I love Vampires. I'll read pretty much any novel that features those creepy blood-sucking monsters that sneak around at night and feast on helpless virgins. But, I have to admit I do prefer the traditional Stoker-esque Vampire to the sparkle-in-the-sun Twilight version. Which is probably why ''Salem's Lot' by Stephen King is one of my all-time favourite reads. 

'Salem's Lot has never really been the quiet, peaceful town passers by would think it to be. There is a hint of darkness behind the town's picturesque facade. There is the mother who beats her baby and lies to her husband about how the injuries were sustained, there's the gossips who listen in on other's phone-calls and spy on their neighbours with much-used binoculars. There is the decidedly twisted school bus driver who likes to leave kids stranded four miles from home and the school bully who presides over the school yard like some crazy dictator. But the biggest darkness that hangs over 'Salem's Lot is the Marsten House, the crumbling un-inhabitable Mansion that watches over the town, whose tale is a ghost story to scare children with. The Marsten House was the scene of a murder-suicide that the town has never fully recovered from and that eveyone has a story about.

Ben Mears, disillusioned writer and ex-Salem's Lot inhabitant has his own story about the Marsten House, his own childhood memory that haunts his adult dreams. After the death of his girlfriend, he finds himself returning to the town he lived in as a child, hoping that something there will spark his creativity and help him write his next best-seller. But he finds more than he expected.

Around the same time that Ben arrives in 'Salem's Lot, so do Barlow and Straker, antiques dealers who have taken over an empty store to set up business and also, bizarrely, have bought the old Marsten House. Antique dealers are harmless, right? But it's a strange coincidence that not long after their arrival in town, one young boy goes missing and his brother dies of anaemia. And that's just the start of Salem's Lot's unraveling.

As more and more of 'Salem's Lot's citizens begin to suffer strange flu-like symptoms before dying several days later, Ben bands together with several other unlikely heroes - an aging English teacher, an alcoholic Priest, a doctor and a 12 year old schoolboy - to solve the mystery of the Marsten House's new owners and just what exactly they are doing to their town.
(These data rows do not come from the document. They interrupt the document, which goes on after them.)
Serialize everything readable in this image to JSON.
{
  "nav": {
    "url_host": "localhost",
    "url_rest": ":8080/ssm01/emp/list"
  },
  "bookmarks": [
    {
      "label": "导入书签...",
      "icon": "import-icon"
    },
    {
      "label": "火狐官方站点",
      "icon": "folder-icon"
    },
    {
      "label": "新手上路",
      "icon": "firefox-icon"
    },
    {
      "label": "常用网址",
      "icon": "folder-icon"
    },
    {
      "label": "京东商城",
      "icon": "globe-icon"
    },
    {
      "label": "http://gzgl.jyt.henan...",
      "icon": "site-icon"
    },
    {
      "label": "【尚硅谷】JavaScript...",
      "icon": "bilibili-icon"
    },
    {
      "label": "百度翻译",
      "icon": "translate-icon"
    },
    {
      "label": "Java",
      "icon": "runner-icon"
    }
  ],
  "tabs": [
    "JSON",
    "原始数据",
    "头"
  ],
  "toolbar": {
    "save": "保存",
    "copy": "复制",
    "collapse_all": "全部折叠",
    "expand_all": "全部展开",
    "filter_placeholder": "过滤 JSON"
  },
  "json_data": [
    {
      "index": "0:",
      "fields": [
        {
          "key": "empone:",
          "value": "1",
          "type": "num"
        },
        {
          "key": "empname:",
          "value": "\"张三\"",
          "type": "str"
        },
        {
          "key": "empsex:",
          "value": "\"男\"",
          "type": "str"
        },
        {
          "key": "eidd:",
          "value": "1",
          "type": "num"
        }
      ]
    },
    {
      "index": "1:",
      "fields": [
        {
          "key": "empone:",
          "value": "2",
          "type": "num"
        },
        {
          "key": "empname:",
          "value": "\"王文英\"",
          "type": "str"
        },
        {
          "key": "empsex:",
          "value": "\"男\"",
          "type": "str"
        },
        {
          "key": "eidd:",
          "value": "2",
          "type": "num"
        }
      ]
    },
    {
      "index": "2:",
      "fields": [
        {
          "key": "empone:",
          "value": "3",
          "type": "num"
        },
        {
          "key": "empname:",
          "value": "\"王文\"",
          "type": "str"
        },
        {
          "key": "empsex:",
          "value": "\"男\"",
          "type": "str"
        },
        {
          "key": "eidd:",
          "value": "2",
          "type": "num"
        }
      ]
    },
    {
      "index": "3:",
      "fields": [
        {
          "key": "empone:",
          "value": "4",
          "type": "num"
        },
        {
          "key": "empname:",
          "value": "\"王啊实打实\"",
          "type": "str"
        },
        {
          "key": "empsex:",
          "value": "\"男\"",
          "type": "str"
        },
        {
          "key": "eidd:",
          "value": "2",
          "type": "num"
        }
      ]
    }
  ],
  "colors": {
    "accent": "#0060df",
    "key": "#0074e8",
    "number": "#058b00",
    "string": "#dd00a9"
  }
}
I adore this novel, I really do. The characters are so real, so believable. And it's just creepy enough that it stays in your thoughts when you're no longer reading it. It's typical Stephen King in the sense that it shifts from point of view to point of view (most fascinatingly in this particular novel, the perspective of the town itself). He builds the atmosphere and tension slowly and steadily, creeping to a startling crescendo, giving you time to identify with the characters and really begin to care for them before he puts their lives in peril. And you know, Stephen King takes that whole "kill your darlings" adage seriously, which is probably another reason I love his novels so much - he's not afraid. He does what's necessary. He's a cruel and unjust god to the creatures of his imagination. And it makes him a much better writer than those who aren't.

This book is up there with Dracula as a must-read for anybody who thinks they know the Vampire canon. King taps into the old mythologies and even references Stoker's work in his own. A fantastic, creepy, thrill of a read. I'd recommend it to everyone.